На нем были расклешенные брюки из фиолетовой замши, вместо ремня перехваченные в талии несколькими нитями жемчуга. Все его жесты казались исполнены некой неловкой, чуть ли не застенчивой, но немыслимо пресмыкающейся по своей сути текучести; когда мы встали, чтобы перейти к накрытому столу, я увидел, что передвигается он, как бы мягко змеясь. Думаю, он был самым прекрасным человеческим существом, какое мне доводилось видеть, — если, само собой, воспринимать его как некий объект, конструкцию из плоти, кожи, костей и ткани; и в то же время, при всей своей двусмысленной утонченности, на самом деле — может быть, по самой своей природе — в нем присутствовал намек на дикость, если не на свирепость, которая была искусно обуздана, дабы не нарушать традиционную атмосферу гостиной, но при этом ее ни в коей мере не убыло. Это был наманикюренный леопард, явный сообщник хаоса. Надежно защищенный доспехами своей двойственности, он нам покровительствовал. За его манерами скрывалось противоречивое, высокомерное умолчание. Это был не простой агент. Он вел себя как посол могущественной державы, наносящий визит в маленькое и политически незначительное государство. Он обращался с нами с царственной снисходительностью первой леди, и мы с Министром обнаружили, что ведем себя как неотесанные провинциалы; мы роняли вилки, расплескивали суп, опрокидывали бокалы с вином, окунали галстуки в майонез, пока он взирал на нас, подчеркнуто забавляясь и с едва заметным презрением.
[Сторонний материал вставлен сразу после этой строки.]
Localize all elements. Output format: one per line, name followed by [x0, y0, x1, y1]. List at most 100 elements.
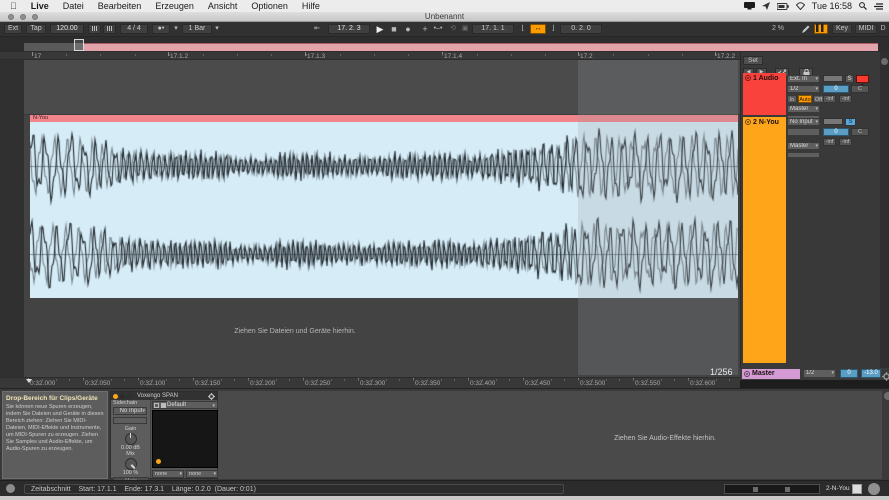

Снисходительно пытаясь вернуть нам непринужденность в общении, он не очень связно разглагольствовал о барочной музыке низким, мрачным, слегка затрудненным, словно во рту у него была каша, голосом. Но Министр отказывался поддерживать болтовню. Он с отвращением хлебал свое консоме, время от времени хмыкая и не отрывая подозрительного взгляда своих ледяных глаз от заманивающей нас сирены, которая управлялась с пищей при помощи необычных, но весьма грациозных движений рук, напомнивших мне искусство яванских танцоров. Я цедил свой бульон и наблюдал за ними. Зрелище походило на диалог между насекомоядным цветком и камнем. Официант забрал тарелки и принес камбалу с вероникой. Невозможно было поверить, что кругом бушует война. Молодой человек загарпунил вилкой гроздь винограда. Он закруглился на темы Вивальди и его менее известных современников. Пока мы разделывали рыбу, состоялся следующий разговор. Через много лет я отыскал ленту с записью в свинцовом гробу среди руин Управления Определенности и теперь способен привести ее здесь дословно.
Посол: Д-р Хоффман идет на штурм идеологического замка, чьим правителем на данный момент являетесь вы, мой дорогой Министр.
(Это была лишь незначительная разведывательная вылазка. Он взмахнул в нашу сторону своими темными ресницами и издал смешок, звякнувший, как колокольчик.)
Министр: Он предельно прояснил свои намерения в этом направлении. Насколько можно судить, он развернул военные действия примерно три года назад, и к настоящему моменту в городе не осталось направляющих сил, а часы не реагируют больше на время.
Посол: В самом деле! Доктор освободил улицы от тирании направлений, и теперь они вольны идти куда ни пожелают. Он отпустил на свободу и все ваши ходики, чтобы они и в самом деле ходили где и как захотят и сообщали то время, какое им заблагорассудится. Особенно я рад за часы. У них обычно такие невинные мордашки. Они чавкали, будто объедаясь арбузом, выставляя напоказ свои мутноглазые лики рабов, и Доктор проявил себя как хронометрический Авраам Линкольн. Теперь же, Министр, он хочет освободить вас всех.